Not sure what to do with this statistical question: given that X is
normally distributed with a mean of 20 and standard deviation of 4,
how would one calculate the probability that the sample mean x exceed
25 based on a sample size of n=64 ?

If X~N(20;4) then ^X~N(20;4/sqrt(64)) = N(20;1/2)

It follow that P(^X > 25) = P((^X - 20)/(1/2) > (25-20)/(1/2))
                          = P(Z > 10),  where Z~N(0;1) 
                          = 1 (according to table)

Use the normal distribution formula

A normal distribution in a variate X with mean mu and variance sigma^2
is a statistic distribution with probability function
P(x)==1/(sigma*sqrt(2pi))e^(-(x-mu)^2/(2sigma^2))

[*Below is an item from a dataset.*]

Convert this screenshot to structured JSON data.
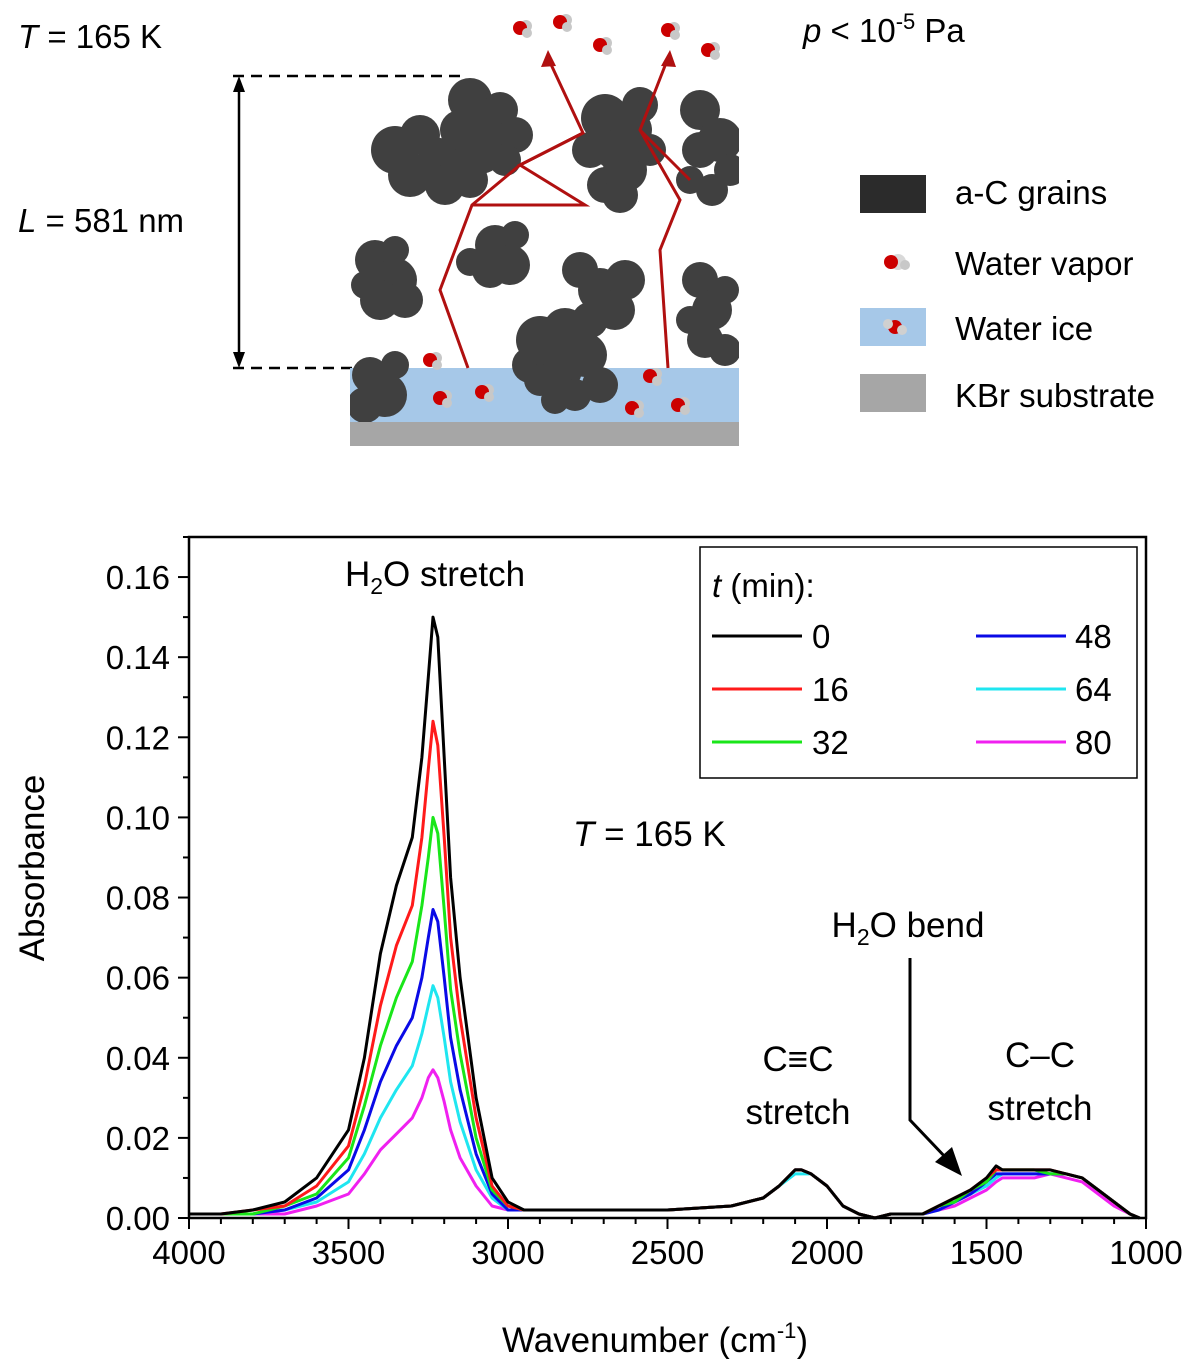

Integrate this equation over 25 to infinity

Hope this will answer ur question

The standard deviation of the sample mean is the standard deviation of
the distribution divided by the square root of n.  So the sample mean
is normally distributed with mean 20 and standard deviation 4/sqrt(64)
= 0.5.  So you are asking how often you will get something greater
than 10 standard deviations above the mean of a normal distibution. 
The practical answer is never.  For all intents and purposes, the
probability is zero.  Maybe someone can tell how different erf(10) is
from 1.  I think the answer is somewhere in the neighborhood of
10^-30.

erf(10) = 1 - 4.84E-45

So your probability is 2.42E-45

Winning the lottery 5 times in a row is more likely.

im sorry but i can t make heads or tails out of which answer is
correct or helpful... can anyone simplify the above info?

I would go with rracecarr's two posts.

The idea is that a sample of 64 has less variance (and therefore a
smaller standard deviation) than a sample of one.  Therefore the mean
of a sample of size 64 will stay closer to the mean of the entire
population than a sample of size one.  As rracecarr noted, the
standard deviation of the sample is sqrt(64) or 8 times smaller than
the standard deviation of the distribution.  So the standard deviation
of the sample is 0.5 instead of 4.  The difference between the mean of
the population and the sample is 5, which is 5/0.5 = 10 standard
deviations.  The likelihood of something being 10 standard deviations
away from the mean is virtually zero.

ah that really clears things up ... thanks for your help!